Pagina:Guicciardini, Francesco – Storia d'Italia, Vol. II, 1929 – BEIC 1846262.djvu/65


libro quinto ‐ cap. xi 59

vando gli altri in prigione, fece strangolare in una camera Vitellozzo e Liverotto: de’ quali l’uno non aveva potuto fuggire il fato di casa sua, di morire di morte violenta, come erano morti tutti gli altri suoi fratelli, in tempo che avevano giá nell’armi grande esperienza e riputazione, e successivamente l’uno dopo l’altro, secondo l’ordine della etá, Giovanni di uno colpo di artiglieria nel campo che Innocenzio pontefice mandò contro alla cittá di Osimo, Cammillo soldato de’ franzesi di uno sasso intorno a Cercelle, e Pagolo decapitato in Firenze; ma di Liverotto non potette negare alcuno che non avesse fine condegno delle sceleratezze sue, essendo molto giusto che e’ morisse per tradimento chi poco innanzi aveva per tradimento ammazzato crudelissimamente in Fermo, per farsi grande in quella cittá, Giovanni Frangiani suo zio con molti altri de’ cittadini principali di quella terra, avendogli nella casa sua propria condotti a uno convito.

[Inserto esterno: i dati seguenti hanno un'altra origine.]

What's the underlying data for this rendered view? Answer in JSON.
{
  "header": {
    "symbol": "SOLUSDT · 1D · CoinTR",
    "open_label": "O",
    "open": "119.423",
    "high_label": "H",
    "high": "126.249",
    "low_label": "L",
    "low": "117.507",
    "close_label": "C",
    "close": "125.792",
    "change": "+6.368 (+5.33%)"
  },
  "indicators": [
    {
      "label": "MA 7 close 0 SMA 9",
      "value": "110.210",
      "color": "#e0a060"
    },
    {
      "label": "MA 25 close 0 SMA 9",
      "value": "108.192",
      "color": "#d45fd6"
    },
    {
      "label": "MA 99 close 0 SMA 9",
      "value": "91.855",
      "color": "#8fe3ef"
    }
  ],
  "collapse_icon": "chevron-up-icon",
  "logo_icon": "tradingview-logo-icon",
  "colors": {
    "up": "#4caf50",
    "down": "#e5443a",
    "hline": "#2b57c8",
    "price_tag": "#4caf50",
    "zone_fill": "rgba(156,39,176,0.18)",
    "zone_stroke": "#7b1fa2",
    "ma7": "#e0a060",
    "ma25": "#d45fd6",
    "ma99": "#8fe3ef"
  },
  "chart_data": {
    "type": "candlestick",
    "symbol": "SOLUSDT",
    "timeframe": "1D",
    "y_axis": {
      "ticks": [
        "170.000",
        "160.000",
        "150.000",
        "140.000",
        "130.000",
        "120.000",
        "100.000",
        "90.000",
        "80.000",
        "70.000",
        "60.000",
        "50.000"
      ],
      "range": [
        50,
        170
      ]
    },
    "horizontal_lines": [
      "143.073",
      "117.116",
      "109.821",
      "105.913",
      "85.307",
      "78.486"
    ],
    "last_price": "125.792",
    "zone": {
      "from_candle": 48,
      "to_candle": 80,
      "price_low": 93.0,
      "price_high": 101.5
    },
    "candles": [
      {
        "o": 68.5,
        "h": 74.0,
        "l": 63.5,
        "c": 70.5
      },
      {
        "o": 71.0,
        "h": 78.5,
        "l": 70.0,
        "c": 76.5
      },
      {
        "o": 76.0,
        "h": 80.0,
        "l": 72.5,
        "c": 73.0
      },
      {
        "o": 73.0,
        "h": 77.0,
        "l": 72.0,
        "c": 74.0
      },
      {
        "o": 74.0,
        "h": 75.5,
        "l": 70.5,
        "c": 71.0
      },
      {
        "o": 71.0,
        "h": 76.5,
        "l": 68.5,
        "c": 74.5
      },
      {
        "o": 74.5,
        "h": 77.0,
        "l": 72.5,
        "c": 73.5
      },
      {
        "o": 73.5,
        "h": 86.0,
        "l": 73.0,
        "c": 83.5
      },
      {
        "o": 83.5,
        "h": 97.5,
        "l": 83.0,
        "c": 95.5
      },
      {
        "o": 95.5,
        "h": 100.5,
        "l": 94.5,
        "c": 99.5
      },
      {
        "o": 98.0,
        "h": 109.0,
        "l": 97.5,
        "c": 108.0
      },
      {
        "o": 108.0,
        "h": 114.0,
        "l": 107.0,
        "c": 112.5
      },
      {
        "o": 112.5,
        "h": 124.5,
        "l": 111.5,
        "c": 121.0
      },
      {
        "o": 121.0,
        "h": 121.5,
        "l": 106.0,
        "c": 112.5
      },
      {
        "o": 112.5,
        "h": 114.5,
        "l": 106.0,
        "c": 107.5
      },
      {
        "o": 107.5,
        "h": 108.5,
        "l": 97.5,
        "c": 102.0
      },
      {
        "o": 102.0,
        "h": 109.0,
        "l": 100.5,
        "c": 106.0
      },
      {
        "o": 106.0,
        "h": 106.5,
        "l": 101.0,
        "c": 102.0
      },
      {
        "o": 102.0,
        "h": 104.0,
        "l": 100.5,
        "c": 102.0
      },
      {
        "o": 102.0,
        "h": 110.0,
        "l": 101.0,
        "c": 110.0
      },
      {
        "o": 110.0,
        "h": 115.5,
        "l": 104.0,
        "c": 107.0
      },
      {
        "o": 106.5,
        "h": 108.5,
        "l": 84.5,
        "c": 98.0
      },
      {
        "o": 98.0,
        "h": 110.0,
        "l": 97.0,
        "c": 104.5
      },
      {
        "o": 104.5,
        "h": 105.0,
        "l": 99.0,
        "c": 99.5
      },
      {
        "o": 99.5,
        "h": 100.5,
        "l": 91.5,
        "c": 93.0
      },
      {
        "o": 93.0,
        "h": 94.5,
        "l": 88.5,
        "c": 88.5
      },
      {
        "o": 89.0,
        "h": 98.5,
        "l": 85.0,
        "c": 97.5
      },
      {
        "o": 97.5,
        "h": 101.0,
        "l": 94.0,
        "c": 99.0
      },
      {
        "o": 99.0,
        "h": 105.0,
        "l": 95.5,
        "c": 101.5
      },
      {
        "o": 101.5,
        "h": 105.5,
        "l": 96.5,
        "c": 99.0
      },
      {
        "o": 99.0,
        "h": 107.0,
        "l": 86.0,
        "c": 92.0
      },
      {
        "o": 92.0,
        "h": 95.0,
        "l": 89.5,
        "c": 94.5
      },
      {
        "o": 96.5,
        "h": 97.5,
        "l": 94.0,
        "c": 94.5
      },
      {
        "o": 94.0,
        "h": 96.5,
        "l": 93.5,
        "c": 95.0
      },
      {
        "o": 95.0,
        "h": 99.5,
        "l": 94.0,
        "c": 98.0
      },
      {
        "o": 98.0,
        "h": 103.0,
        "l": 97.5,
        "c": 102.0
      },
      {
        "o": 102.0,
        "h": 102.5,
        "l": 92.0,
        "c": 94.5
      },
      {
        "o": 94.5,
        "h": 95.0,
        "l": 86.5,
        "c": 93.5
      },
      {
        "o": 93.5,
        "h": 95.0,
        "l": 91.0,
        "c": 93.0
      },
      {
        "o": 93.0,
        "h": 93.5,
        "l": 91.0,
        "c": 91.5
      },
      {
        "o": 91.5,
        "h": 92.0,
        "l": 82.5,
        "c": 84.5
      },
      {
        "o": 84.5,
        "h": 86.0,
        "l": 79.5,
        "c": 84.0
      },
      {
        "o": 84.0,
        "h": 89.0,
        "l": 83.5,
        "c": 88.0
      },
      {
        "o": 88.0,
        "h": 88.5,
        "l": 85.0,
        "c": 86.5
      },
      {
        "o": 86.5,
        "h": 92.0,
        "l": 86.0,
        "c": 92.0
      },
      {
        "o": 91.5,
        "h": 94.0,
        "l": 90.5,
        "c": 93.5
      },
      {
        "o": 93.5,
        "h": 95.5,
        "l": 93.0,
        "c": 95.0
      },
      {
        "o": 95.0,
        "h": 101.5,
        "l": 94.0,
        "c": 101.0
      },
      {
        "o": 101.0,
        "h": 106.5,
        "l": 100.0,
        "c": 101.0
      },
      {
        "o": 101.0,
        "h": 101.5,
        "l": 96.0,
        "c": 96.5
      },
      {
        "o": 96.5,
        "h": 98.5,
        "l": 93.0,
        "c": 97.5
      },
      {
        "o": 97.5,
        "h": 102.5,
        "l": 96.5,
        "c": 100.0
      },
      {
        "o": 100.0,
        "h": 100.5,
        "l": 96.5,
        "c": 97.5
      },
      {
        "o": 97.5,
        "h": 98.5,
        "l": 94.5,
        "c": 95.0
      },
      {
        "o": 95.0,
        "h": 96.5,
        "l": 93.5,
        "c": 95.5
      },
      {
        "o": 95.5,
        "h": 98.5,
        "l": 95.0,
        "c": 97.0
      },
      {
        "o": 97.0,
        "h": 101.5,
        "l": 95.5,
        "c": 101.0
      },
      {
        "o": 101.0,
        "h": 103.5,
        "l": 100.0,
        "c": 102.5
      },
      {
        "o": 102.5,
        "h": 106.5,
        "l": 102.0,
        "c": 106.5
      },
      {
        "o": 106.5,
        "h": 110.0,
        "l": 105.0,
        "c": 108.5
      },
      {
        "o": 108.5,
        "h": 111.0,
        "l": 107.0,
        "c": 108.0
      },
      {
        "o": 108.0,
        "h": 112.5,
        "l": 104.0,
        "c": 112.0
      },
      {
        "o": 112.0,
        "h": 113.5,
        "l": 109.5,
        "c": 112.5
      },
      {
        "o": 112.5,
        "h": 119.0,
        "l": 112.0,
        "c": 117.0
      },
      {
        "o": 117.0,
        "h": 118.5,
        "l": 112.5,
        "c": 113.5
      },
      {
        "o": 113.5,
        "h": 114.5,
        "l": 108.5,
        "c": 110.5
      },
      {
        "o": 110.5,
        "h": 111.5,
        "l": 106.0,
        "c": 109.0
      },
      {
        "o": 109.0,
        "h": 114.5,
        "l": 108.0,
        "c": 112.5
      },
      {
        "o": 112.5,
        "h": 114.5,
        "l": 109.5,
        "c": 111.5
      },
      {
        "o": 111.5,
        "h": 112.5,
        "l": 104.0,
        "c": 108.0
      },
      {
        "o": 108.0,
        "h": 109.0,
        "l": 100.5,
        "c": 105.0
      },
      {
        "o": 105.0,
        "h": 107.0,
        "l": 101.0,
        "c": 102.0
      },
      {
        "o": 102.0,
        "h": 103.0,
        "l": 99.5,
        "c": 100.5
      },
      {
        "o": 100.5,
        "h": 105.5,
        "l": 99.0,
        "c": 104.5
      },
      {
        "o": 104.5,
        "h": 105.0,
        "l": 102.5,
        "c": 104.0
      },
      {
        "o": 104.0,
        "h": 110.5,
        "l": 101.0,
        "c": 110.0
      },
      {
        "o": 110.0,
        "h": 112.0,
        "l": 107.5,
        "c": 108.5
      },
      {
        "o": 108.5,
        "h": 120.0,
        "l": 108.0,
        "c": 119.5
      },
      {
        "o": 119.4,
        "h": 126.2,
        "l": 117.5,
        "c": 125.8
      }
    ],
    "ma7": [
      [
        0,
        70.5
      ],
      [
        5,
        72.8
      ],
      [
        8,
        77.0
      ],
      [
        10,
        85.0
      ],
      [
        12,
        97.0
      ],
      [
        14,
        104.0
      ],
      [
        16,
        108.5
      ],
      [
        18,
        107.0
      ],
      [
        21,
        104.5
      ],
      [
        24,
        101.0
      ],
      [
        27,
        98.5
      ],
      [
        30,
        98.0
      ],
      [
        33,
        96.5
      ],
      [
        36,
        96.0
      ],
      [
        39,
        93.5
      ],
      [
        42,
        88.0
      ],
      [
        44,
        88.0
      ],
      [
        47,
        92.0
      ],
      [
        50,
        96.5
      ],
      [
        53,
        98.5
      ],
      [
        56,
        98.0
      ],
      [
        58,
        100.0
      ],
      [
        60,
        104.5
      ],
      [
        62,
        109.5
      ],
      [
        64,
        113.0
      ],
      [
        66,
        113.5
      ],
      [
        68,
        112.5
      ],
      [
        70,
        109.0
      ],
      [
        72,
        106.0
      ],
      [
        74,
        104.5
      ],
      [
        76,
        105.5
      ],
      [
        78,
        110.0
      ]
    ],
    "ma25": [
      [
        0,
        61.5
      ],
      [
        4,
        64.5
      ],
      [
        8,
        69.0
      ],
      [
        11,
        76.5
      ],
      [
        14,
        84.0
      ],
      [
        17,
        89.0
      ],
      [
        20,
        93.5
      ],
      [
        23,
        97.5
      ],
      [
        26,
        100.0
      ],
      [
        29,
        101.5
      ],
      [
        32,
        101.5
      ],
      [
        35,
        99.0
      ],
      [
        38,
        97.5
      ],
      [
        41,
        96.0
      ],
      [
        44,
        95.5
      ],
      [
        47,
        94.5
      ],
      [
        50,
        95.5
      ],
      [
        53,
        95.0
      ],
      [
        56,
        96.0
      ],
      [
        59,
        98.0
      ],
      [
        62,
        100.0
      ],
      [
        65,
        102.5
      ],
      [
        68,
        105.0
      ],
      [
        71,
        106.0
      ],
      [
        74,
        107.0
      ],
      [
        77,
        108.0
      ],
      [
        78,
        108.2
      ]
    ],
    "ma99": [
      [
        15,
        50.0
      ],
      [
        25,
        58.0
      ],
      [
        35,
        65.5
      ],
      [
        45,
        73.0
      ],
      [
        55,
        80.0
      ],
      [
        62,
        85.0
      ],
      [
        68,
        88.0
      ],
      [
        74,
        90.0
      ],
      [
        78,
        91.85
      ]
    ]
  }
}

Non accadde in questo anno altra cosa memorabile, eccetto che Lodovico e Federico della famiglia de’ Pichi conti della Mirandola, essendo stati prima cacciati da Giovanfrancesco loro fratello, e pretendendo avervi, con tutto che fusse maggiore di etá, le medesime ragioni che lui, ottenute genti in aiuto loro dal duca di Ferrara, di una sorella naturale del quale erano nati, e da Gianiacopo da Triulzi suocero di Lodovico ne cacciorono per forza il fratello: cosa non tanto degna di memoria per se stessa quanto perché poi, negli anni seguenti, le controversie tra questi fratelli produssono effetti di qualche momento.